What was the transition like to go from scientist to science communicator?
It takes a different set of skills, that’s for sure. Knowing the science is only half the battle of being a science communicator. There was a learning curve — figuring out how to ~act natural~ on television, finding STEM projects that translate well for a TV audience, becoming a professional public speaker — it took thousands of hours of practice (and many failed attempts along the way!)
What challenges have you had to overcome in your career as a female scientist and TV host?
Science TV hosting is a male dominated field. So I went from one male dominated field to another. You encounter some of the same issues — people underestimating your intelligence, or assuming I’m just a “talking head.” One female scientist I interviewed asked me, “How’d you go from MIT to being a talking head?” after I had just completed an interview with her that I wrote myself for a TV show that I was the Executive Producer of.
Xploration Outer Space is such a cool show. Can you talk a little about what it’s like to be the host and executive producer of such a fun and influential show?

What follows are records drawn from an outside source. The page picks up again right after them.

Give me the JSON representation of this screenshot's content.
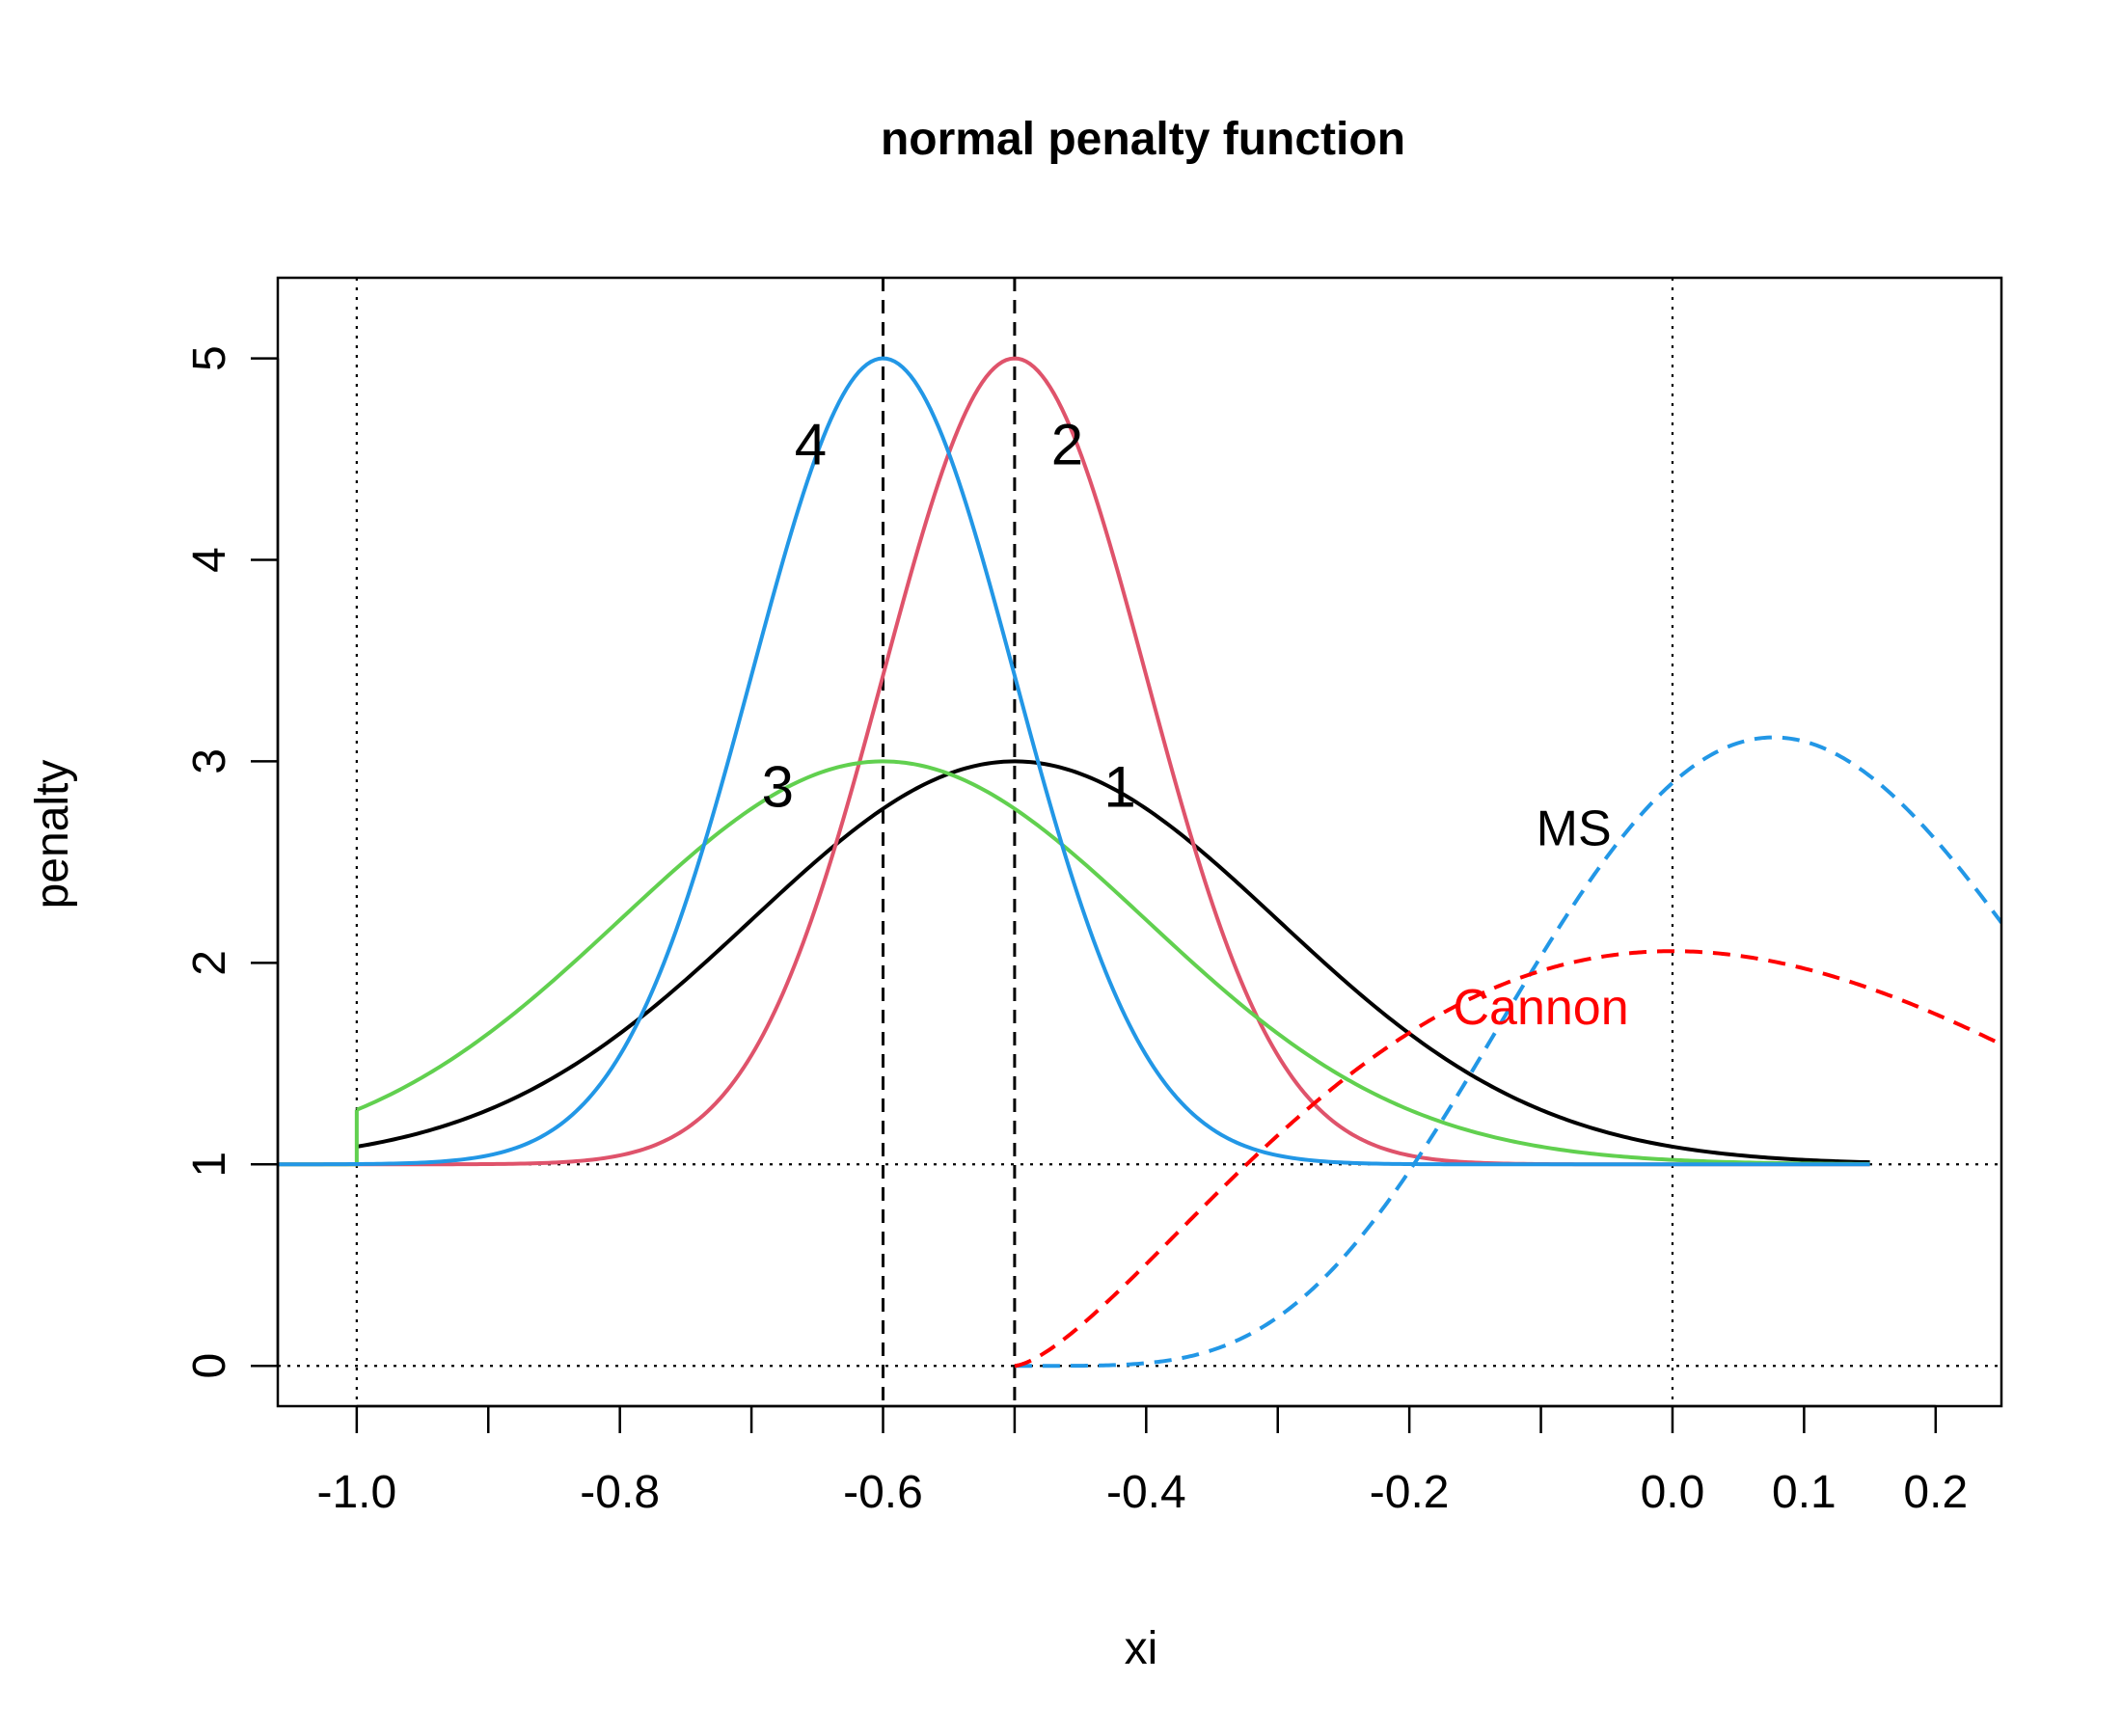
{
  "chart_data": {
    "type": "line",
    "title": "normal penalty function",
    "xlabel": "xi",
    "ylabel": "penalty",
    "xlim": [
      -1.06,
      0.25
    ],
    "ylim": [
      -0.2,
      5.4
    ],
    "xticks": [
      -1.0,
      -0.9,
      -0.8,
      -0.7,
      -0.6,
      -0.5,
      -0.4,
      -0.3,
      -0.2,
      -0.1,
      0.0,
      0.1,
      0.2
    ],
    "xtick_labels": [
      {
        "x": -1.0,
        "text": "-1.0"
      },
      {
        "x": -0.8,
        "text": "-0.8"
      },
      {
        "x": -0.6,
        "text": "-0.6"
      },
      {
        "x": -0.4,
        "text": "-0.4"
      },
      {
        "x": -0.2,
        "text": "-0.2"
      },
      {
        "x": 0.0,
        "text": "0.0"
      },
      {
        "x": 0.1,
        "text": "0.1"
      },
      {
        "x": 0.2,
        "text": "0.2"
      }
    ],
    "ytick_labels": [
      {
        "y": 0,
        "text": "0"
      },
      {
        "y": 1,
        "text": "1"
      },
      {
        "y": 2,
        "text": "2"
      },
      {
        "y": 3,
        "text": "3"
      },
      {
        "y": 4,
        "text": "4"
      },
      {
        "y": 5,
        "text": "5"
      }
    ],
    "reference_lines": [
      {
        "orientation": "h",
        "value": 0,
        "style": "dotted"
      },
      {
        "orientation": "h",
        "value": 1,
        "style": "dotted"
      },
      {
        "orientation": "v",
        "value": -1.0,
        "style": "dotted"
      },
      {
        "orientation": "v",
        "value": 0.0,
        "style": "dotted"
      },
      {
        "orientation": "v",
        "value": -0.6,
        "style": "dashed"
      },
      {
        "orientation": "v",
        "value": -0.5,
        "style": "dashed"
      }
    ],
    "series": [
      {
        "name": "1",
        "color": "#000000",
        "dash": "solid",
        "kind": "normal",
        "mean": -0.5,
        "sd": 0.2,
        "peak": 3,
        "from": -1.0,
        "to": 0.15
      },
      {
        "name": "2",
        "color": "#DF536B",
        "dash": "solid",
        "kind": "normal",
        "mean": -0.5,
        "sd": 0.1,
        "peak": 5,
        "from": -1.06,
        "to": 0.15
      },
      {
        "name": "3",
        "color": "#61D04F",
        "dash": "solid",
        "kind": "normal",
        "mean": -0.6,
        "sd": 0.2,
        "peak": 3,
        "from": -1.0,
        "to": 0.15,
        "left_segment": [
          [
            -1.06,
            1
          ],
          [
            -1.0,
            1
          ],
          [
            -1.0,
            1.27
          ]
        ]
      },
      {
        "name": "4",
        "color": "#2297E6",
        "dash": "solid",
        "kind": "normal",
        "mean": -0.6,
        "sd": 0.1,
        "peak": 5,
        "from": -1.06,
        "to": 0.15
      },
      {
        "name": "MS",
        "color": "#2297E6",
        "dash": "dashed",
        "kind": "beta",
        "a": 6,
        "b": 9,
        "from": -0.5,
        "to": 0.25
      },
      {
        "name": "Cannon",
        "color": "#FF0000",
        "dash": "dashed",
        "kind": "beta",
        "a": 2.5,
        "b": 4,
        "from": -0.5,
        "to": 0.25
      }
    ],
    "annotations": [
      {
        "text": "1",
        "x": -0.42,
        "y": 2.85,
        "color": "#000000",
        "class": "curve-label"
      },
      {
        "text": "2",
        "x": -0.46,
        "y": 4.55,
        "color": "#000000",
        "class": "curve-label"
      },
      {
        "text": "3",
        "x": -0.68,
        "y": 2.85,
        "color": "#000000",
        "class": "curve-label"
      },
      {
        "text": "4",
        "x": -0.655,
        "y": 4.55,
        "color": "#000000",
        "class": "curve-label"
      },
      {
        "text": "MS",
        "x": -0.075,
        "y": 2.65,
        "color": "#000000",
        "class": "annot-label"
      },
      {
        "text": "Cannon",
        "x": -0.1,
        "y": 1.76,
        "color": "#FF0000",
        "class": "annot-label"
      }
    ]
  }
}
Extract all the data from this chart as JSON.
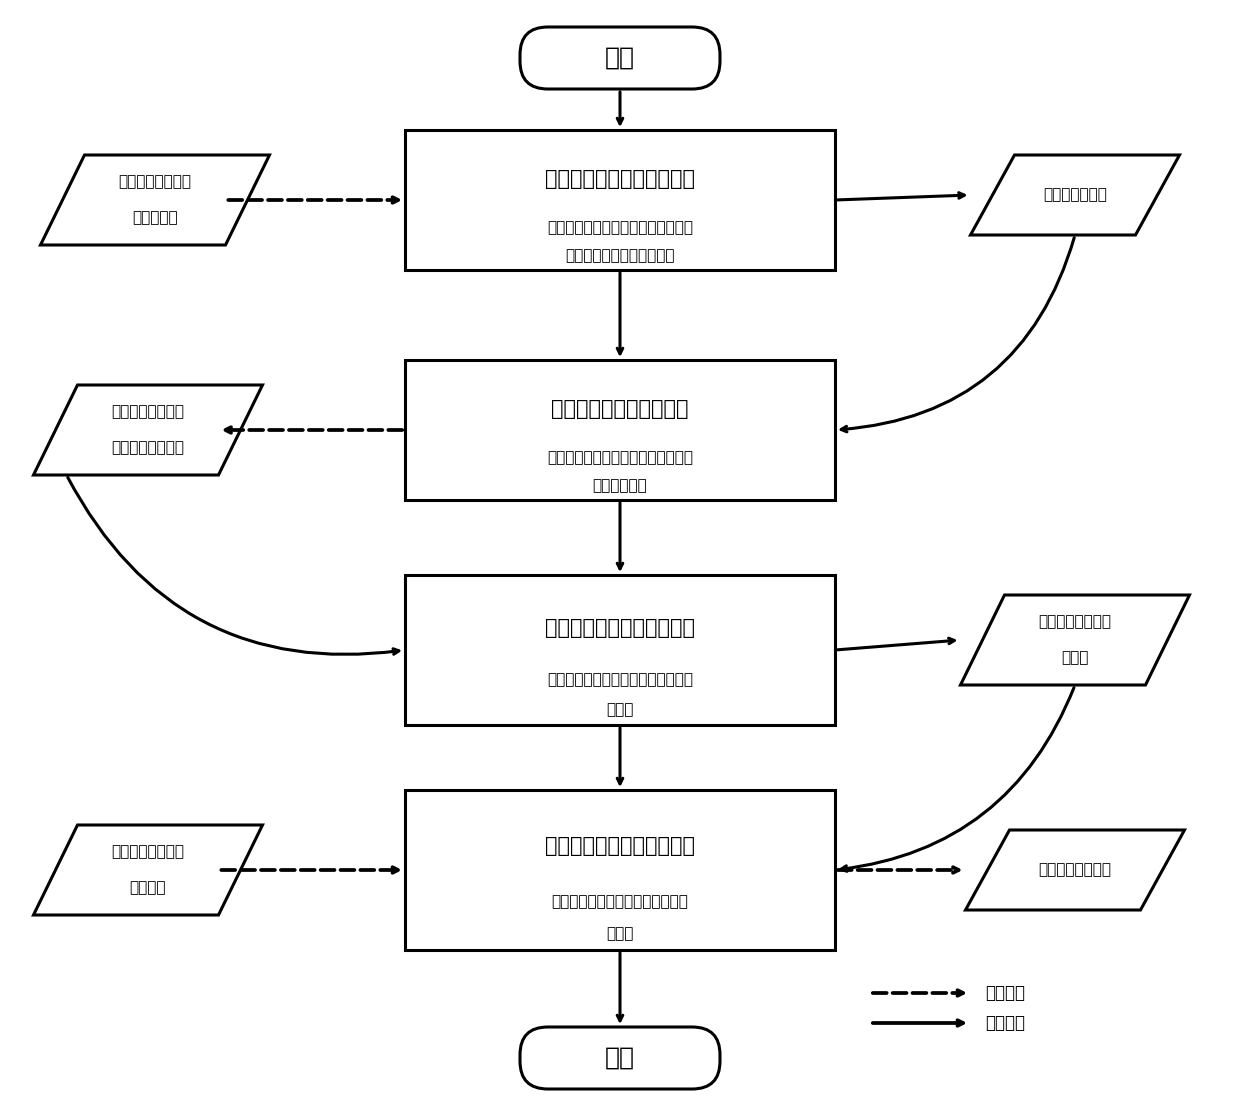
{
  "background_color": "#ffffff",
  "start_label": "开始",
  "end_label": "结束",
  "main_boxes": [
    {
      "title": "基于感知深度划分特征层级",
      "subtitle_line1": "依赖影像数据与知识关联提供一种感",
      "subtitle_line2": "知级别的特征层次划分规范"
    },
    {
      "title": "层次特征尺度归一化映射",
      "subtitle_line1": "以空间尺度与维度为载体映射各层次",
      "subtitle_line2": "感知特征要素"
    },
    {
      "title": "区域化网络渐进自学习构建",
      "subtitle_line1": "综合多层次特征图约束的目标区域生",
      "subtitle_line2": "成网络"
    },
    {
      "title": "滑坡目标渐进增强约束检测",
      "subtitle_line1": "增强滑坡影像特征的复杂场景针对",
      "subtitle_line2": "性检测"
    }
  ],
  "left_para": [
    {
      "line1": "滑坡区域高分辨率",
      "line2": "影像样本集"
    },
    {
      "line1": "语义信息高度组织",
      "line2": "化的多层次特征图"
    },
    {
      "line1": "待分析的目标高分",
      "line2": "影像数据"
    }
  ],
  "right_para": [
    {
      "line1": "三层感知特征集",
      "line2": ""
    },
    {
      "line1": "面向滑坡目标的检",
      "line2": "测网络"
    },
    {
      "line1": "滑坡目标影像表现",
      "line2": ""
    }
  ],
  "legend_data": "数据流程",
  "legend_step": "步骤流程",
  "lw": 2.2,
  "arrow_lw": 2.2,
  "font_title": 15,
  "font_sub": 11,
  "font_para": 11,
  "font_se": 18,
  "font_legend": 12
}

It’s an incredible opportunity. I love seeing the different sides of television production and I’m lucky to work with talented people who make everything come together. As an aerospace engineer, I love being able to ask some of the smartest people in this industry any question I like.
What was your favorite part about being a correspondent for Bill Nye Saves the World?
Having the opportunity to watch Bill Nye be a master of his craft. He’s a great comedian and performer, and he knows his science — to watch those skillsets swirl together is pure magic.
What drives you as a STEM advocate and science communicator?
We live in an increasingly technological society and it’s important that citizens of every country are aware of how science and technology are impacting them and their family’s lives. It’s also fun to learn about science! It’s the language of nature. Being able to understand why the sky is blue and how planes are able to fly – how cool is that?
You travel all over the globe for your work. Do you have any particular place or adventure that stands out in your mind?
My favorite vacation spot is the Amalfi Coast in Italy. Can’t beat the views, food, and the wine! 😊
What advice do you have for girls (middle and high school) who want to go into STEM or into SciComm?
Practice SciComm every chance you get. It takes a long time to find the best way to communicate something — and you’ll need to use different strategies for different people. You need to start building your speaking and writing skills. And if you want to be a YouTuber you’ll also need to practice your videography and editing skills. The people who you follow who are famous at this stuff — they’ve been doing it for years! Everything takes practice.
Who are some of your favorite scientists and science communicators (historical or present day)?
I’m a fan of the female computers who helped NASA reach the moon (like the ones in Hidden Figures!) and literally any woman in history who did STEM when the entire world was telling her it wasn’t for women. Today, I am inspired by women like Dianna Cowern, Simone Giertz, Vanessa Hill, Anna Rothschild, Emily Graslie, Alie Ward and so many more women who are combining their love of STEM with creativity and creating content that people love.
What activities/hobbies do you enjoy in your spare time?
Traveling (when I’m not traveling for work, I love traveling for fun!), and reading trashy thriller novels.
When, realistically, do you think humans will land on Mars?
Early 2030’s hopefully?
Do you have any favorite fictional scientist characters in books/movies/other art forms?
Hermione Granger — can I consider her a scientist?
If you were a superhero, what would your go-to wearable tech device be?
Google Translate earpiece — understand every language in the world!